Меня подвигло написать эти воспоминания, когда я услышала песню, исполненную школьниками на концерте в социальном доме города Кронштадта, посвященном полному снятию фашистской блокады с города Ленинграда.

Вот она:

Ленинградцы

Музыка Исаака Шварца

Слова Вадима Коростылева

  • В далеком тревожном военном году,
  • Под гром батарей, у страны на виду,
  • Стояли со взрослыми рядом
  • Мальчишки у стен Ленинграда.
  • На парте осталась раскрытой тетрадь –
  • Не выпало им дописать, дочитать,
  • Когда навалились на город
  • Фугасные бомбы и голод.
  • И мы никогда не забудем с тобой,
  • Как наши ровесники приняли бой.
  • Им было всего лишь тринадцать,
  • Но были они – Ленинградцы!

Самое раннее, что я помню из детства, – это стол без скатерти посреди комнаты, около стола стул. Я забираюсь на него, потом на стол. Смотрю в ведро, а там молочная пена чуть ли не до самого верха. Вот это молоко, отца зарплата и небольшой огород – это все, на что мы жили. Молока мама нам давала по порциям – нальет в стаканы и поставит рядышком на стол, ведь сколько-то надо было продать, чтобы что-то купить из одежды, обуви или продуктов. Без коровы мы и в мирное время не выжили бы. Жили мы на окраине города, улица Зосимова, дом 44.

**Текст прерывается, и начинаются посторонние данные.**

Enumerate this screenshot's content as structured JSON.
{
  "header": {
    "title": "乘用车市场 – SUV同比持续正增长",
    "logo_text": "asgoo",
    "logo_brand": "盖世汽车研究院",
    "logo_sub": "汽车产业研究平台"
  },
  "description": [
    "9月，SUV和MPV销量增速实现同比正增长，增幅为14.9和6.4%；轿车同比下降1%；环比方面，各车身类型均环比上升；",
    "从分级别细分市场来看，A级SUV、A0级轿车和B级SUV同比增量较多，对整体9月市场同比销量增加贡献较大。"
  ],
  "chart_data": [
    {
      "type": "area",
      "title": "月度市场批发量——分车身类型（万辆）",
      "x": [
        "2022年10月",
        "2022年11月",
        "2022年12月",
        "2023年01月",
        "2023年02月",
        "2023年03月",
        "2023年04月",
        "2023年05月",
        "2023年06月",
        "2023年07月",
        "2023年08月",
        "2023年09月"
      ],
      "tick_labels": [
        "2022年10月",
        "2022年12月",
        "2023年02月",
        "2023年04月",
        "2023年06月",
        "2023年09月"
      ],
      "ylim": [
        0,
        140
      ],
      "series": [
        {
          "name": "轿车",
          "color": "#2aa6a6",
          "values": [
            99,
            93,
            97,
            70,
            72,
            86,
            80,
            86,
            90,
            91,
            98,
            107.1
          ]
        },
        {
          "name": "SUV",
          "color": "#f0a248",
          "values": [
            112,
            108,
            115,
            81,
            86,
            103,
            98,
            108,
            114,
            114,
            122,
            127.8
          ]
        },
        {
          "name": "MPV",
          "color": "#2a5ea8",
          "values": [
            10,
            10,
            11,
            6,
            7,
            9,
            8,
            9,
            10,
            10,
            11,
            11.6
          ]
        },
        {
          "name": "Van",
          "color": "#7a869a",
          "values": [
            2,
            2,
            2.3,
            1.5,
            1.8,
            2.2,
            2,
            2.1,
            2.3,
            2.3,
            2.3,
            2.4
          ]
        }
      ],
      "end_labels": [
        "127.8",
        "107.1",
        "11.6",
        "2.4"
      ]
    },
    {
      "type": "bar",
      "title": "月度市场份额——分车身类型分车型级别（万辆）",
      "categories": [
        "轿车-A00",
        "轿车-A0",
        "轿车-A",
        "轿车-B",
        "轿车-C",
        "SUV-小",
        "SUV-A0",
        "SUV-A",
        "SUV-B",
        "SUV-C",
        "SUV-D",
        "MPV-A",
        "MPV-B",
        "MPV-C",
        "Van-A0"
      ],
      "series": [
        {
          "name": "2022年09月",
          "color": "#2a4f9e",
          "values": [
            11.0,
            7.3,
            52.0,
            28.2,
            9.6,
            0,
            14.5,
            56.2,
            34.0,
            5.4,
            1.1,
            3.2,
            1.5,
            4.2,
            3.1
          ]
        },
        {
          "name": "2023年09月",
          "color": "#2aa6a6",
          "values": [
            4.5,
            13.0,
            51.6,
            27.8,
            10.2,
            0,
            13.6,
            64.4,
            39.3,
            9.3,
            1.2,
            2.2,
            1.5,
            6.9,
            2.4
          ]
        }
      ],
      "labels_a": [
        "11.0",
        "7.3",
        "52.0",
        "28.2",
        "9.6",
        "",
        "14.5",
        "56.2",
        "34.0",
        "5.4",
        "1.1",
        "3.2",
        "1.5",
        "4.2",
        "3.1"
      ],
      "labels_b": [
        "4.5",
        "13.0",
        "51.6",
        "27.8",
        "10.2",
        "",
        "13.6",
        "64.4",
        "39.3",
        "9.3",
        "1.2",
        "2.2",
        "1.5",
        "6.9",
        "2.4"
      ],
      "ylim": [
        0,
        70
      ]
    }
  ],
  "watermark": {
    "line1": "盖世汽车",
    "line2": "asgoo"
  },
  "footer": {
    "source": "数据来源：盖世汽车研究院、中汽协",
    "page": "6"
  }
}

Семья наша состояла из восьми человек: старшему брату Семену было пятнадцать лет, второму, Сергею, четырнадцать лет, третьему, Аркадию, двенадцать, четвертому, Демьяну, восемь, мне – пять с половиной, далее Саше – три с половиной, и мама была беременна.

Началась война. Кто-то из нас был в детском лагере в селе Ефимовском Ленинградской области. Мама поехала и сразу же всех забрала со словами:

– Если придется умирать, то всем вместе.

Метроном по радио все время отстукивал, чтобы мы знали, что радио работает, и чтобы не прозевали сообщение о воздушной тревоге. Помню, как диктор говорил: «Внимание, внимание! Воздушная тревога! Воздушная тревога!» Окна у всех были заклеены полосками газет крест-накрест, чтобы стекла не вылетели от воздушной волны при бомбежке.

Вокруг Ленинграда немец замкнул блокадное кольцо: продукты с Большой земли перестали поступать. Сразу же ввели продуктовые карточки, по которым нормы все урезали и урезали. С пропитанием становилось все труднее и труднее. Мыла катастрофически не хватало. Мама как-то запаривала белье с золой и стирала вручную. Стиральных машин тогда не было. Многие мужчины ушли на фронт. Два старших брата пошли работать, на рабочие карточки продуктов давали больше, чем на детские. В начале войны очень сильно бомбили город. На улицах Флотской и Восстания много было деревянных домов. Они почти все сгорели. Люди гибли семьями. Мы иногда ложились спать в пальто: вдруг объявят воздушную тревогу, и мы не успеем одеться. Когда ее объявляли, мы под вой сирены спешили в бомбоубежище, там скамейки стояли вдоль стен, было душно и тесно. Оно находилось на углу улиц Урицкой и Велещинского. В том доме одно время после войны была музыкальная школа. Человек ко всему привыкает, и мы привыкли к тревогам и в бомбоубежище перестали ходить, стали прятаться в парадной или прачечной, в которой были два больших котла кипятить воду и белье. Она была в нашем дворе. Как-то бежали в прачечную и увидели, как начался воздушный бой. Появились в небе маленькие точечки дыма, которые разрастались.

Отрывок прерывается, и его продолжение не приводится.